6. Makan Malam

1.2K 157 15
                                    

"Do you wanna build a snowman~"

Kafka mengusap wajahnya. Cewek itu tidak menyerah juga. Padahal sudah Kafka abaikan dari tadi. Dia terus berada di depan pintu kamarnya. Mengetuk-ngetuk dan mengajak makan malam--yang sekarang malah cosplay jadi Anna.

"C'mon let's go and play~"

Kafka malah jadi teringat dengan video di mana nyanyian Anna itu langsung ditanggapi dengan No yang menggelegar. Apakah Kafka juga harus melakukannya ya? Biar dia diam?

"Do you wanna build a snowman~"

Tidak, lebih baik Kafka tidur. Anggap saja nyanyian Shenka yang berupa dua bait yang diulang-ulang itu sebagai pengantar tidur. Ini memang masih cukup siang, tapi bukan dosa juga 'kan tidur jam 7? Lebih baik untuk kesehatan jiwanya juga.

Kafka berbaring dengan tangan sebagai bantalnya. Ia pun mulai memejamkan mata. Namun, setelah beberapa saat, nyanyian Shenka tiba-tiba berhenti. Kafka membuka mata kembali dengan kernyitan heran. Apa dia sudah menyerah setelah 10 menit mencoba mengganggunya itu? Eum, mungkin Shenka tak sebebal yang Kafka kira.

"Hallo, Mama?"

Kafka belum mendengar suara kendaraan datang, yang menjadi indikasi orang tuanya itu belum pulang. Shenka bertelepon dengan ibunya?

"Mama kapan pulang, huhu ...."

Eh?

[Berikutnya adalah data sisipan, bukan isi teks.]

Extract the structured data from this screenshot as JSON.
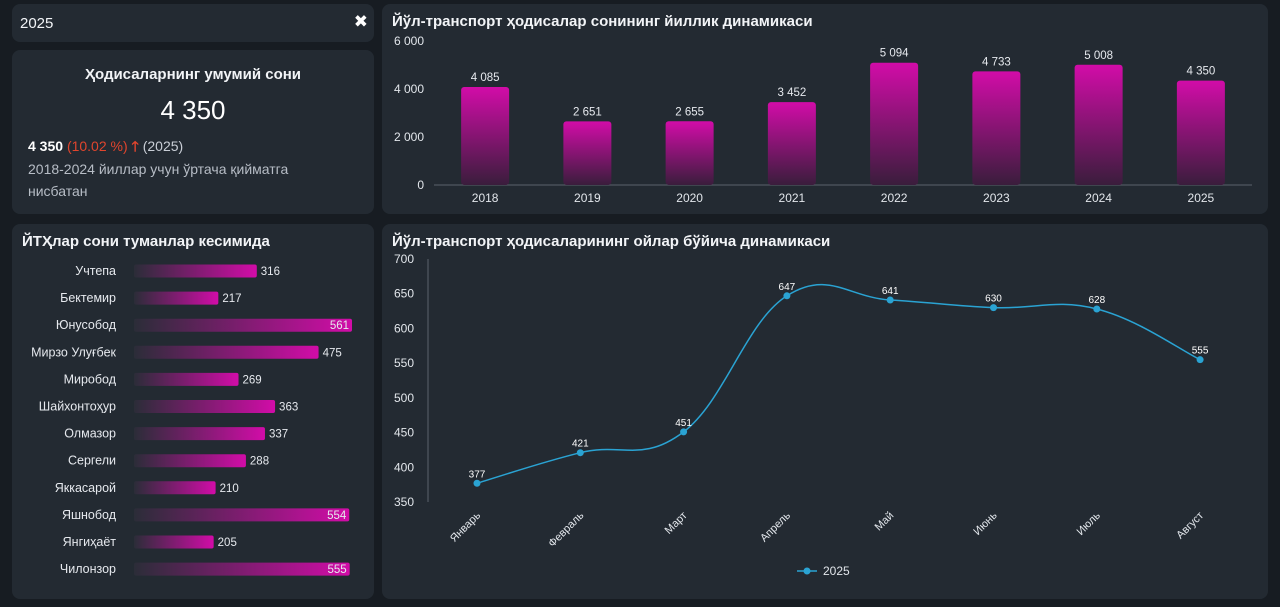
{
  "filter": {
    "value": "2025",
    "clear_icon": "close-icon"
  },
  "kpi": {
    "title": "Ҳодисаларнинг умумий сони",
    "value": "4 350",
    "compare_value": "4 350",
    "compare_pct": "(10.02 %)",
    "compare_arrow_icon": "arrow-up-icon",
    "compare_year": "(2025)",
    "description": "2018-2024 йиллар учун ўртача қийматга нисбатан"
  },
  "colors": {
    "bar_top": "#d20ca8",
    "bar_bottom": "#3a1d3c",
    "line": "#2aa3d3",
    "negative": "#e0452d"
  },
  "chart_data": [
    {
      "type": "bar",
      "title": "Йўл-транспорт ҳодисалар сонининг йиллик динамикаси",
      "categories": [
        "2018",
        "2019",
        "2020",
        "2021",
        "2022",
        "2023",
        "2024",
        "2025"
      ],
      "values": [
        4085,
        2651,
        2655,
        3452,
        5094,
        4733,
        5008,
        4350
      ],
      "value_labels": [
        "4 085",
        "2 651",
        "2 655",
        "3 452",
        "5 094",
        "4 733",
        "5 008",
        "4 350"
      ],
      "ylim": [
        0,
        6000
      ],
      "yticks": [
        0,
        2000,
        4000,
        6000
      ],
      "ytick_labels": [
        "0",
        "2 000",
        "4 000",
        "6 000"
      ]
    },
    {
      "type": "bar",
      "orientation": "horizontal",
      "title": "ЙТҲлар сони туманлар кесимида",
      "categories": [
        "Учтепа",
        "Бектемир",
        "Юнусобод",
        "Мирзо Улуғбек",
        "Миробод",
        "Шайхонтоҳур",
        "Олмазор",
        "Сергели",
        "Яккасарой",
        "Яшнобод",
        "Янгиҳаёт",
        "Чилонзор"
      ],
      "values": [
        316,
        217,
        561,
        475,
        269,
        363,
        337,
        288,
        210,
        554,
        205,
        555
      ],
      "xlim": [
        0,
        561
      ]
    },
    {
      "type": "line",
      "title": "Йўл-транспорт ҳодисаларининг ойлар бўйича динамикаси",
      "categories": [
        "Январь",
        "Февраль",
        "Март",
        "Апрель",
        "Май",
        "Июнь",
        "Июль",
        "Август"
      ],
      "series": [
        {
          "name": "2025",
          "values": [
            377,
            421,
            451,
            647,
            641,
            630,
            628,
            555
          ]
        }
      ],
      "ylim": [
        350,
        700
      ],
      "yticks": [
        350,
        400,
        450,
        500,
        550,
        600,
        650,
        700
      ],
      "legend_position": "bottom"
    }
  ]
}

Apa-apaan anak itu? Kenapa tiba-tiba menjadi menangis?

"Shenka belum makan, Mama. Kak Kafka nggak mau keluar dari kamarnya."

Kafka melotot. Kenapa Shenka yang tidak makan seolah-olah menjadi salahnya? Cewek itu bisa makan sendiri jika mau. Sama sekali tidak ada hubungannya dengan Kafka.

"Iya, Ma. Ini Shenka udah 2 jam nungguin di depan kamar Kak Kafka ...."

Ya Tuhan, memang salah ya Kafka sempat berbaik sangka pada cewek itu. Dia tetap iblis kecil yang menyebalkan.

"Shenka laper banget, Ma, huhu ...."

Kafka bangkit, dirinya tidak bisa diam saja. Ia tak rela jika harus menanggung omelan mamanya atas fitnah itu. Meskipun belum lama mereka menjadi keluarga, Teresa jelas lebih terlihat memihak Shenka, apalagi jika cewek itu membuat drama.

Kafka membuka pintunya lalu menatap Shenka tajam. Bukannya takut, Shenka yang tengah bersandar santai pada kusen pintu itu seketika menyunggingkan senyum.

"Yah, boong," ucap Shenka menunjukkan layar ponselnya yang mati.

Kafka merapatkan geraham, ia hendak menutup pintunya kembali, tapi dengan cepat Shenka memeluk tangannya.

"SHENKA!" pekik Kafka. Bukan karena kesal tindakannya dihalangi, tapi kaget akan Shenka yang menempel seperti ini padanya.

"Kak Kafka belum makan." Shenka menarik tangan Kafka agar ikut dengannya ke arah dapur.

"Itu bukan urusan lo."

"Aku adik Kak Kafka, udah kewajiban aku mastiin Kakak makan yang bener. Mama sama Papa nggak bakal pulang karena banyak keluarga yang ngumpul di rumah Nenek, tadi telpon. Yang itu nggak boong."

Shenka itu bertubuh kecil, apalagi tangan kurusnya, mudah sekali sebenarnya untuk ditepis. Namun, entah mengapa Kafka seperti kehilangan kemampuan dan malah tergiring begitu saja, bahkan saat Shenka mendudukkannya pada salah satu kursi.

"Meskipun orangnya nyebelin, tapi masakan Bibi enak kok," ucap Shenka seraya mengisi piring di depan Kafka dengan nasi dan lauk pauk. Shenka juga mengisi piringnya lalu duduk di seberang Kafka.